Today's Highlight in History:
On June eighth, A.D. 632, the prophet Mohammed died.
On this date:
In 1845, Andrew Jackson, seventh president of the United States, died in Nashville, Tennessee.
In 1861, Tennessee seceded from the Union.
In 1876, author George Sand died in Nohant, France.
In 1915, Secretary of State William Jennings Bryan resigned in a disagreement over US handling of the sinking of the Lusitania.
In 1942, Bing Crosby recorded "Adeste Fideles" and "Silent Night" in Los Angeles for Decca Records.
In 1953, the Supreme Court ruled that restaurants in the District of Columbia could not refuse to serve blacks.
In 1967, 34 US servicemen were killed when Israeli forces raided the Liberty, a Navy ship stationed in the Mediterranean. (Israel called the attack a tragic mistake.)
In 1968, authorities announced the capture in London of James Earl Ray, the suspected assassin of civil rights leader Dr. Martin Luther King Junior.
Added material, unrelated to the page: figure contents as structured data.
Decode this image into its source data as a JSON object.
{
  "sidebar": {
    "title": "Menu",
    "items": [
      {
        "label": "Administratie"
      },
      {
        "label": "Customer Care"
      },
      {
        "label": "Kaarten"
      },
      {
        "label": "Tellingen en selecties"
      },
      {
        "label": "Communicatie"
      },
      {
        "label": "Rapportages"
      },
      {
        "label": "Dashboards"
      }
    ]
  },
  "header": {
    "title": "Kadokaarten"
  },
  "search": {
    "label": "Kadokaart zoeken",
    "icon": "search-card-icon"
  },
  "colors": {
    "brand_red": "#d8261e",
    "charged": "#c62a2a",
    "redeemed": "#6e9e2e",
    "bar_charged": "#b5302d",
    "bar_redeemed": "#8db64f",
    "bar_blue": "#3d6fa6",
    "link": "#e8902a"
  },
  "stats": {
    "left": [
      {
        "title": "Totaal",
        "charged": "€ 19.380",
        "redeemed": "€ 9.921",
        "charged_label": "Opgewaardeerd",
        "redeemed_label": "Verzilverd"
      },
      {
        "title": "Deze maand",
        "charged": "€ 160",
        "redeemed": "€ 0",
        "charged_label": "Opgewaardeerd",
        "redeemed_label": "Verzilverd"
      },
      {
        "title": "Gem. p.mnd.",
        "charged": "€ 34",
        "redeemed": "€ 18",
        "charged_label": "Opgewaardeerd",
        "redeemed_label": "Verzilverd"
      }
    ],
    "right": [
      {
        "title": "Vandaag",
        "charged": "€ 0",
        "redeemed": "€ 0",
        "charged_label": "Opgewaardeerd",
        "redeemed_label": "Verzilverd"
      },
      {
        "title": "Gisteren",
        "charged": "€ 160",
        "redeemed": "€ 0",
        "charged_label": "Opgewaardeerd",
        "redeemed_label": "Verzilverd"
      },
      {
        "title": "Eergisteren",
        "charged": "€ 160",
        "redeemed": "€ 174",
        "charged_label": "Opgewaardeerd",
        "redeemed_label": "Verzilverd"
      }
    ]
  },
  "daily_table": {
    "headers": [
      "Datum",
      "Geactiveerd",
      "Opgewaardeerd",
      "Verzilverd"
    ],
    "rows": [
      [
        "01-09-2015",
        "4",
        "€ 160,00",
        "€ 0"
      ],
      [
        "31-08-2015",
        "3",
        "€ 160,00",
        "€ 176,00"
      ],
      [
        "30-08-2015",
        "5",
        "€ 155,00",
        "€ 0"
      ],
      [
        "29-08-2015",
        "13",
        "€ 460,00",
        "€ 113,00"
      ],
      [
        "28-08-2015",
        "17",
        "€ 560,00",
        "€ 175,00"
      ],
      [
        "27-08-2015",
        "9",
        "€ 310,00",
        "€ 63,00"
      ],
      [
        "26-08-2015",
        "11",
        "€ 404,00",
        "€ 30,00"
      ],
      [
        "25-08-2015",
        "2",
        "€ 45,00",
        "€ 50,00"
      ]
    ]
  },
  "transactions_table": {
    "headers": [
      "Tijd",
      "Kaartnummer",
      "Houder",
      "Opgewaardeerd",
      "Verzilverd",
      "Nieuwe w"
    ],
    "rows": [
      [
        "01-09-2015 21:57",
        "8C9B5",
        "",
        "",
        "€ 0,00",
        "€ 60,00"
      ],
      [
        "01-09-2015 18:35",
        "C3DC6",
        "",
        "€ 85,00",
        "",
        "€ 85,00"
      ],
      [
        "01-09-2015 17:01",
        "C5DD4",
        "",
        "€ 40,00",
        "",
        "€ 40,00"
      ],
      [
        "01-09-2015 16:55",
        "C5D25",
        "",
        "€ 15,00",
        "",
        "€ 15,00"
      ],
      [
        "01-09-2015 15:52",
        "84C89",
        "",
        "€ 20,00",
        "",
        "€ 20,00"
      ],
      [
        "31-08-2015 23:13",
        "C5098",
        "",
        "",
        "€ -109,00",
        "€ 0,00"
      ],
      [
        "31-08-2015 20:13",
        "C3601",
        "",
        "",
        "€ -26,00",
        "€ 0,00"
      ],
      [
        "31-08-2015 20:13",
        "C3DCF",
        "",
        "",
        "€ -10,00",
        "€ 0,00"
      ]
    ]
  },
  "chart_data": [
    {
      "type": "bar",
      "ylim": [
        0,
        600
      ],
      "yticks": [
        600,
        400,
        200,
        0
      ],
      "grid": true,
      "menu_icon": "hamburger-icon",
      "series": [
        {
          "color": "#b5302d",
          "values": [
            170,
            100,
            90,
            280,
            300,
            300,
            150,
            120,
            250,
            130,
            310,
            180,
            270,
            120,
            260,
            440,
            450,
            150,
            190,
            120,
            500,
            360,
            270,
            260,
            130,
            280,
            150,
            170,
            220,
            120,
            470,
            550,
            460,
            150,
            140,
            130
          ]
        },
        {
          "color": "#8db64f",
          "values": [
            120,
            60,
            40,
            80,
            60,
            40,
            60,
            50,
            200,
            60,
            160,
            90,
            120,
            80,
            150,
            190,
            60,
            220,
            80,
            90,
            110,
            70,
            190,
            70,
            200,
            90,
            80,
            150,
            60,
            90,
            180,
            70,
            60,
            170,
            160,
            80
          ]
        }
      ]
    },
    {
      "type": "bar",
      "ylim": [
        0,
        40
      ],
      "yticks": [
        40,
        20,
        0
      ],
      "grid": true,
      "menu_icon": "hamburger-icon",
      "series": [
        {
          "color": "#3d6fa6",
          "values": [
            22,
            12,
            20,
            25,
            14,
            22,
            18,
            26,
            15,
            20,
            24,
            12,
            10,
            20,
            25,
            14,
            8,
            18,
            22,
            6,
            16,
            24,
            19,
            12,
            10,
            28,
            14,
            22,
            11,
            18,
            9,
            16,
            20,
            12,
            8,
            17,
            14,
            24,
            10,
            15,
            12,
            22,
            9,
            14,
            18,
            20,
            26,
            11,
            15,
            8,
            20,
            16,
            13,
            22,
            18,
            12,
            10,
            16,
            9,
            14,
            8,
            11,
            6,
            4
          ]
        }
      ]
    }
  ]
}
In 1978, a jury in Clark County, Nevada, ruled the so-called "Mormon will," purportedly written by the late billionaire Howard Hughes, was a forgery.
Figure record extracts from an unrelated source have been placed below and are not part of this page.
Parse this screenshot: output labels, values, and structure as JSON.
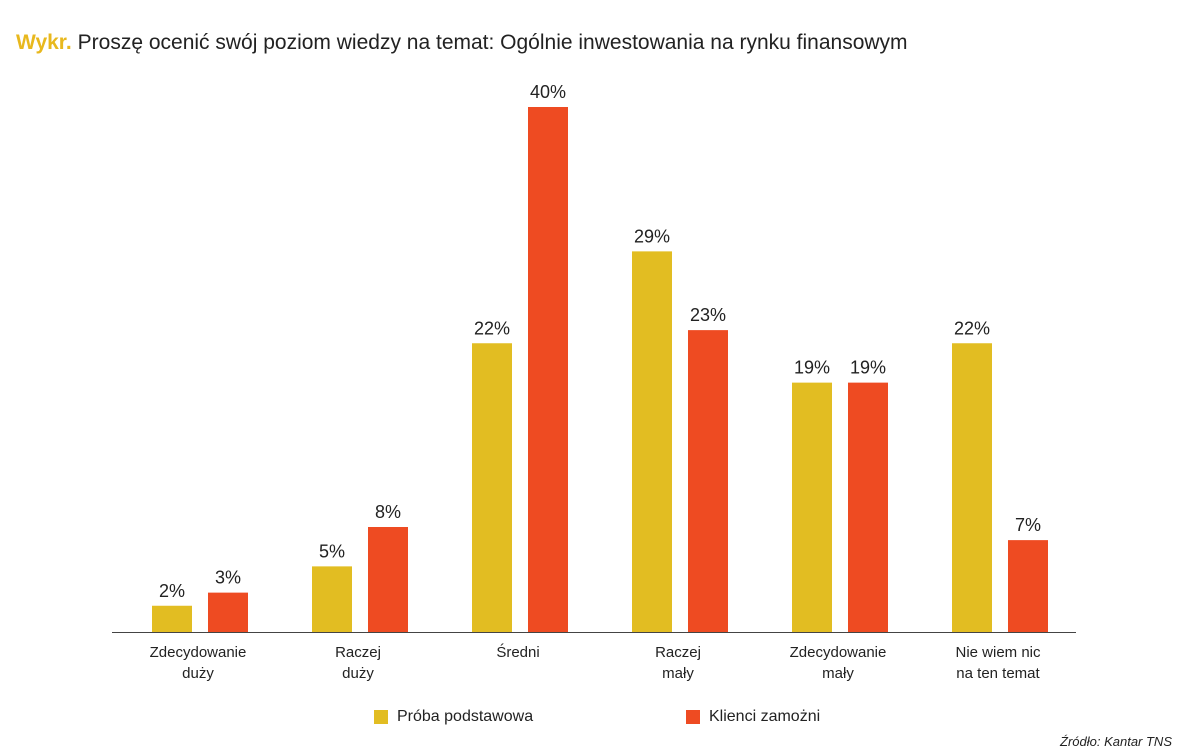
{
  "title": {
    "prefix": "Wykr.",
    "text": "Proszę ocenić swój poziom wiedzy na temat: Ogólnie inwestowania na rynku finansowym"
  },
  "colors": {
    "title_prefix": "#e8b81e",
    "series_1": "#e2bd22",
    "series_2": "#ee4b22",
    "text": "#222222",
    "axis": "#444444"
  },
  "chart_data": {
    "type": "bar",
    "categories": [
      [
        "Zdecydowanie",
        "duży"
      ],
      [
        "Raczej",
        "duży"
      ],
      [
        "Średni"
      ],
      [
        "Raczej",
        "mały"
      ],
      [
        "Zdecydowanie",
        "mały"
      ],
      [
        "Nie wiem nic",
        "na ten temat"
      ]
    ],
    "series": [
      {
        "name": "Próba podstawowa",
        "values": [
          2,
          5,
          22,
          29,
          19,
          22
        ],
        "labels": [
          "2%",
          "5%",
          "22%",
          "29%",
          "19%",
          "22%"
        ]
      },
      {
        "name": "Klienci zamożni",
        "values": [
          3,
          8,
          40,
          23,
          19,
          7
        ],
        "labels": [
          "3%",
          "8%",
          "40%",
          "23%",
          "19%",
          "7%"
        ]
      }
    ],
    "title": "Proszę ocenić swój poziom wiedzy na temat: Ogólnie inwestowania na rynku finansowym",
    "xlabel": "",
    "ylabel": "",
    "ylim": [
      0,
      40
    ],
    "grid": false,
    "legend": "bottom"
  },
  "legend": {
    "items": [
      "Próba podstawowa",
      "Klienci zamożni"
    ]
  },
  "source": "Źródło: Kantar TNS"
}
In 1982, President Reagan became the first American chief executive to address a joint session of the British Parliament.
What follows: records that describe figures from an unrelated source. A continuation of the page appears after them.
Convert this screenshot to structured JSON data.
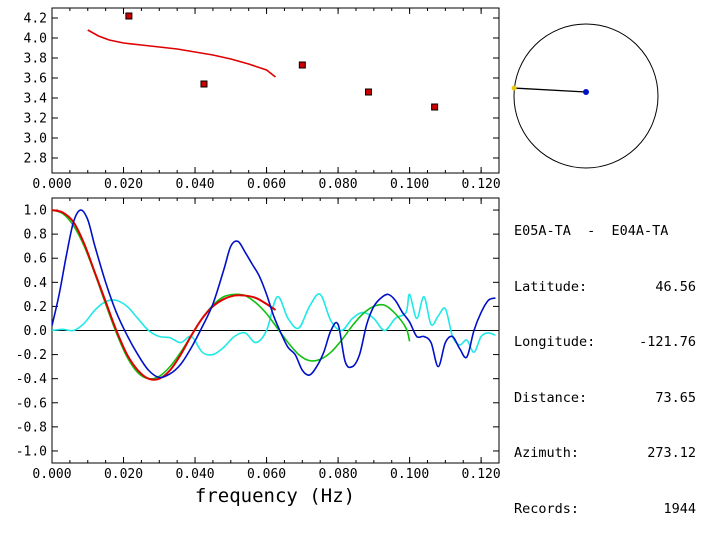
{
  "colors": {
    "red": "#e00000",
    "blue": "#0010c8",
    "green": "#10c010",
    "cyan": "#20e8e8",
    "marker_fill": "#cc0000",
    "azimuth_point": "#e8c800"
  },
  "chart_data": [
    {
      "type": "scatter",
      "description_ref": "top dispersion panel",
      "xlim": [
        0.0,
        0.125
      ],
      "ylim": [
        2.65,
        4.3
      ],
      "x_ticks": [
        "0.000",
        "0.020",
        "0.040",
        "0.060",
        "0.080",
        "0.100",
        "0.120"
      ],
      "y_ticks": [
        "2.8",
        "3.0",
        "3.2",
        "3.4",
        "3.6",
        "3.8",
        "4.0",
        "4.2"
      ],
      "series": [
        {
          "kind": "points",
          "color": "#cc0000",
          "x": [
            0.0215,
            0.0425,
            0.07,
            0.0885,
            0.107
          ],
          "y": [
            4.22,
            3.54,
            3.73,
            3.46,
            3.31
          ]
        },
        {
          "kind": "line",
          "color": "#e00000",
          "x": [
            0.01,
            0.013,
            0.016,
            0.02,
            0.025,
            0.03,
            0.035,
            0.04,
            0.045,
            0.05,
            0.055,
            0.06,
            0.0625
          ],
          "y": [
            4.08,
            4.02,
            3.98,
            3.95,
            3.93,
            3.91,
            3.89,
            3.86,
            3.83,
            3.79,
            3.74,
            3.68,
            3.61
          ]
        }
      ]
    },
    {
      "type": "line",
      "xlim": [
        0.0,
        0.125
      ],
      "ylim": [
        -1.1,
        1.1
      ],
      "x_ticks": [
        "0.000",
        "0.020",
        "0.040",
        "0.060",
        "0.080",
        "0.100",
        "0.120"
      ],
      "y_ticks": [
        "1.0",
        "0.8",
        "0.6",
        "0.4",
        "0.2",
        "0.0",
        "-0.2",
        "-0.4",
        "-0.6",
        "-0.8",
        "-1.0"
      ],
      "xlabel": "frequency (Hz)",
      "zero_line": true,
      "series": [
        {
          "color": "#20e8e8",
          "x": [
            0.0,
            0.003,
            0.006,
            0.009,
            0.012,
            0.015,
            0.018,
            0.021,
            0.024,
            0.027,
            0.03,
            0.033,
            0.036,
            0.039,
            0.042,
            0.045,
            0.048,
            0.051,
            0.054,
            0.057,
            0.06,
            0.063,
            0.066,
            0.069,
            0.072,
            0.075,
            0.078,
            0.081,
            0.084,
            0.087,
            0.09,
            0.093,
            0.096,
            0.099,
            0.1,
            0.102,
            0.104,
            0.106,
            0.108,
            0.11,
            0.112,
            0.114,
            0.116,
            0.118,
            0.12,
            0.122,
            0.124
          ],
          "y": [
            0.0,
            0.01,
            0.0,
            0.06,
            0.17,
            0.24,
            0.25,
            0.2,
            0.1,
            0.0,
            -0.05,
            -0.06,
            -0.1,
            -0.05,
            -0.18,
            -0.2,
            -0.14,
            -0.05,
            -0.02,
            -0.1,
            0.0,
            0.28,
            0.1,
            0.02,
            0.2,
            0.3,
            0.08,
            0.0,
            0.1,
            0.15,
            0.1,
            0.0,
            0.1,
            0.15,
            0.3,
            0.1,
            0.28,
            0.05,
            0.12,
            0.18,
            -0.05,
            -0.12,
            -0.08,
            -0.18,
            -0.05,
            -0.02,
            -0.04
          ]
        },
        {
          "color": "#10c010",
          "x": [
            0.0,
            0.003,
            0.006,
            0.009,
            0.012,
            0.015,
            0.018,
            0.021,
            0.024,
            0.027,
            0.03,
            0.033,
            0.036,
            0.039,
            0.042,
            0.045,
            0.048,
            0.051,
            0.054,
            0.057,
            0.06,
            0.063,
            0.066,
            0.069,
            0.072,
            0.075,
            0.078,
            0.081,
            0.084,
            0.087,
            0.09,
            0.093,
            0.096,
            0.099,
            0.1
          ],
          "y": [
            1.0,
            0.97,
            0.87,
            0.7,
            0.47,
            0.22,
            -0.02,
            -0.22,
            -0.35,
            -0.4,
            -0.38,
            -0.3,
            -0.18,
            -0.04,
            0.1,
            0.21,
            0.28,
            0.3,
            0.29,
            0.23,
            0.14,
            0.02,
            -0.1,
            -0.2,
            -0.25,
            -0.24,
            -0.18,
            -0.08,
            0.04,
            0.14,
            0.2,
            0.21,
            0.14,
            0.02,
            -0.09
          ]
        },
        {
          "color": "#e00000",
          "x": [
            0.0,
            0.003,
            0.006,
            0.009,
            0.012,
            0.015,
            0.018,
            0.021,
            0.024,
            0.027,
            0.03,
            0.033,
            0.036,
            0.039,
            0.042,
            0.045,
            0.048,
            0.051,
            0.054,
            0.057,
            0.06,
            0.0625
          ],
          "y": [
            1.0,
            0.98,
            0.9,
            0.72,
            0.48,
            0.24,
            0.0,
            -0.2,
            -0.33,
            -0.4,
            -0.4,
            -0.33,
            -0.2,
            -0.04,
            0.1,
            0.2,
            0.26,
            0.29,
            0.29,
            0.27,
            0.22,
            0.17
          ]
        },
        {
          "color": "#0010c8",
          "x": [
            0.0,
            0.002,
            0.004,
            0.006,
            0.008,
            0.01,
            0.012,
            0.015,
            0.018,
            0.021,
            0.024,
            0.027,
            0.03,
            0.033,
            0.036,
            0.039,
            0.042,
            0.045,
            0.048,
            0.05,
            0.052,
            0.054,
            0.056,
            0.058,
            0.06,
            0.062,
            0.064,
            0.066,
            0.068,
            0.07,
            0.072,
            0.074,
            0.076,
            0.078,
            0.08,
            0.082,
            0.084,
            0.086,
            0.088,
            0.09,
            0.092,
            0.094,
            0.096,
            0.098,
            0.1,
            0.102,
            0.104,
            0.106,
            0.108,
            0.11,
            0.112,
            0.114,
            0.116,
            0.118,
            0.12,
            0.122,
            0.124
          ],
          "y": [
            0.04,
            0.3,
            0.62,
            0.9,
            1.0,
            0.92,
            0.7,
            0.4,
            0.15,
            -0.04,
            -0.2,
            -0.33,
            -0.39,
            -0.36,
            -0.28,
            -0.14,
            0.03,
            0.22,
            0.5,
            0.7,
            0.74,
            0.65,
            0.55,
            0.45,
            0.3,
            0.12,
            -0.02,
            -0.14,
            -0.2,
            -0.33,
            -0.37,
            -0.3,
            -0.18,
            0.0,
            0.05,
            -0.26,
            -0.3,
            -0.2,
            0.05,
            0.2,
            0.27,
            0.3,
            0.25,
            0.15,
            0.07,
            -0.05,
            -0.05,
            -0.1,
            -0.3,
            -0.1,
            -0.05,
            -0.15,
            -0.22,
            0.0,
            0.15,
            0.25,
            0.27
          ]
        }
      ]
    },
    {
      "type": "scatter",
      "description_ref": "azimuth circle",
      "azimuth": 273.12
    }
  ],
  "station": {
    "header": "E05A-TA  -  E04A-TA",
    "rows": [
      {
        "label": "Latitude:",
        "value": "46.56"
      },
      {
        "label": "Longitude:",
        "value": "-121.76"
      },
      {
        "label": "Distance:",
        "value": "73.65"
      },
      {
        "label": "Azimuth:",
        "value": "273.12"
      },
      {
        "label": "Records:",
        "value": "1944"
      }
    ]
  }
}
Ten years ago: Israeli Prime Minister Yitzhak Shamir announced he had succeeded in forming a new right-wing coalition government, ending a three-month-old political crisis.
Five years ago: US Marines rescued Captain Scott O'Grady, whose F-16C fighter jet had been shot down by Bosnian Serbs on June second. Mickey Mantle received a liver transplant at a Dallas hospital; however, the baseball great succumbed to disease two months later.
One year ago: The United States, Russia and six leading democracies authorized a text calling for a peacekeeping force in Kosovo. President Clinton announced new restrictions aimed at making it tougher for teens to sneak into R-rated movies.
"Love hath no physic for a grief too deep."
-- Robert Nathan, American author and composer (1894-1985).